OUTROS ELEMENTOS DO LAGAR

 

Nos capítulos anteriores, vimos essencialmente as diferentes fases da extracção do azeite, para as quais concorrem aparelhos importantes, tais como o moinho e os sistemas de prensagem e decantação. Mas muitos outros elementos fazem parte, senão de todos os lagares, pelo menos de uma boa parte deles, sendo alguns indispensáveis para a laboração oleícola.

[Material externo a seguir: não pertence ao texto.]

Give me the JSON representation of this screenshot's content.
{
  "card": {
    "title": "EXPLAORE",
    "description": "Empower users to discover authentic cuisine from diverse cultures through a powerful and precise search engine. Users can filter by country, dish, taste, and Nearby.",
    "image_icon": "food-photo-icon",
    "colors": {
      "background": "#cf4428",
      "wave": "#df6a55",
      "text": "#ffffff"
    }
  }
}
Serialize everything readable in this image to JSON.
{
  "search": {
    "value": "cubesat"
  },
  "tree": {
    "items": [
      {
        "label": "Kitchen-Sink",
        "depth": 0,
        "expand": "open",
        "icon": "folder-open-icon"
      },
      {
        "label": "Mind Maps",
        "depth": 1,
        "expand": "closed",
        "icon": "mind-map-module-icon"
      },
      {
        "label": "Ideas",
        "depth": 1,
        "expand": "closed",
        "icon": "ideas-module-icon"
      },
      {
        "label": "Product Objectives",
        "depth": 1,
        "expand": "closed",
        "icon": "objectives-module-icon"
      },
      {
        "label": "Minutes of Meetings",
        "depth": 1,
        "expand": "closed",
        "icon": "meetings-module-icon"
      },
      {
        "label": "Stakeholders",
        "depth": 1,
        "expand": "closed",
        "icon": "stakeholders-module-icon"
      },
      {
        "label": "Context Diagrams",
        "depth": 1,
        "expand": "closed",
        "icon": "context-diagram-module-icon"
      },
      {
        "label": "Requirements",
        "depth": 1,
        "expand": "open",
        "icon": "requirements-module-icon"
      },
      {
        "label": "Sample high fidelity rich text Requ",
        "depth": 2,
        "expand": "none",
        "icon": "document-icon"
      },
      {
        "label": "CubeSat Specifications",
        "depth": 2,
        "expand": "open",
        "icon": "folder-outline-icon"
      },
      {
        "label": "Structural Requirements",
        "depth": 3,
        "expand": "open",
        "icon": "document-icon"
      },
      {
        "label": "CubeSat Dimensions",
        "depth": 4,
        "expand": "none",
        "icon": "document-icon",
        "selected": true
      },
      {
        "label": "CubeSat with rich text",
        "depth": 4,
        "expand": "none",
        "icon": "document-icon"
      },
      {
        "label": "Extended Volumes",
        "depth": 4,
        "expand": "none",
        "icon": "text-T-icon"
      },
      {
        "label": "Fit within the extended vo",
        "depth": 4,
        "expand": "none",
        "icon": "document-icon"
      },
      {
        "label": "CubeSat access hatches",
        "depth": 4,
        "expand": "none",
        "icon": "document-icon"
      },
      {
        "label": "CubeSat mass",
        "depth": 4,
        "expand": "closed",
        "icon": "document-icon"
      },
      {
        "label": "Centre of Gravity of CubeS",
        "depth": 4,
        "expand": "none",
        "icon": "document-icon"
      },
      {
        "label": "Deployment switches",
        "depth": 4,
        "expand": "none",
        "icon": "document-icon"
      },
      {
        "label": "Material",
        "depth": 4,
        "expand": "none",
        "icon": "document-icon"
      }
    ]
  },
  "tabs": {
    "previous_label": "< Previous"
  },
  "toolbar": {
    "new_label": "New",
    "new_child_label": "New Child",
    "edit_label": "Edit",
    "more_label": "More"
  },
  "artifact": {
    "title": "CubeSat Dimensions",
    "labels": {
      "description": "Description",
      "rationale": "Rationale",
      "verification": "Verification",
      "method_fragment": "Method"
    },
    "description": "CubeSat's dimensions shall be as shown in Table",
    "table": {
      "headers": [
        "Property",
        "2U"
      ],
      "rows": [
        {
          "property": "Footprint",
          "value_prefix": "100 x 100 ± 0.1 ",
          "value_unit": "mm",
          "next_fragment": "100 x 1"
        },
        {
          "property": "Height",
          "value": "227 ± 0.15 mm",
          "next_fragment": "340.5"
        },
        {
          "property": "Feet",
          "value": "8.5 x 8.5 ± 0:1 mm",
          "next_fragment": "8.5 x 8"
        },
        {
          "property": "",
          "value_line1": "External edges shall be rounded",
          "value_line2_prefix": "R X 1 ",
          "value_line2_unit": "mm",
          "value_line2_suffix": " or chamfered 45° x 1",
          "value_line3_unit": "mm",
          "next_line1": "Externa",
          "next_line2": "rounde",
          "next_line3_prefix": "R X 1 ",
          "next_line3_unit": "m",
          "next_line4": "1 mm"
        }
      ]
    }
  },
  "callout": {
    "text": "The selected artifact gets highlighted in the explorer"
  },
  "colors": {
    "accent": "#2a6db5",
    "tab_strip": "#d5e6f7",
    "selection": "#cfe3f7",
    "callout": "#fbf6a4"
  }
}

Entre os elementos que iremos ver ao longo deste capítulo, figuram a fornalha com a respectiva caldeira, os quartos para os mestres e pessoal que trabalha no lagar, a bagaceira, a centrifugadora e o inferno ou poços de decantação. Existem ainda muitos outros objectos indispensáveis, susceptíveis de permitir um capítulo interessante para um futuro trabalho..

 

FORNALHA E CALDEIRA

Para um bom trabalho de extracção do óleo da azeitona há uma condição que, no dizer de António do Casal(1) é indispensável: a temperatura constante de 16 graus. E como em Portugal não se pode adiar o fabrico, como faziam os antigos, para dias mais quentes, daqui resulta que todos lagares, durante o período da laboração – situável entre os meses de Dezembro e de Fevereiro, conforme as regiões –, necessitam de possuir uma fornalha que aqueça simultaneamente o ambiente e a água na caldeira, tão necessária para as duas fases de extracção: a prensagem e a decantação.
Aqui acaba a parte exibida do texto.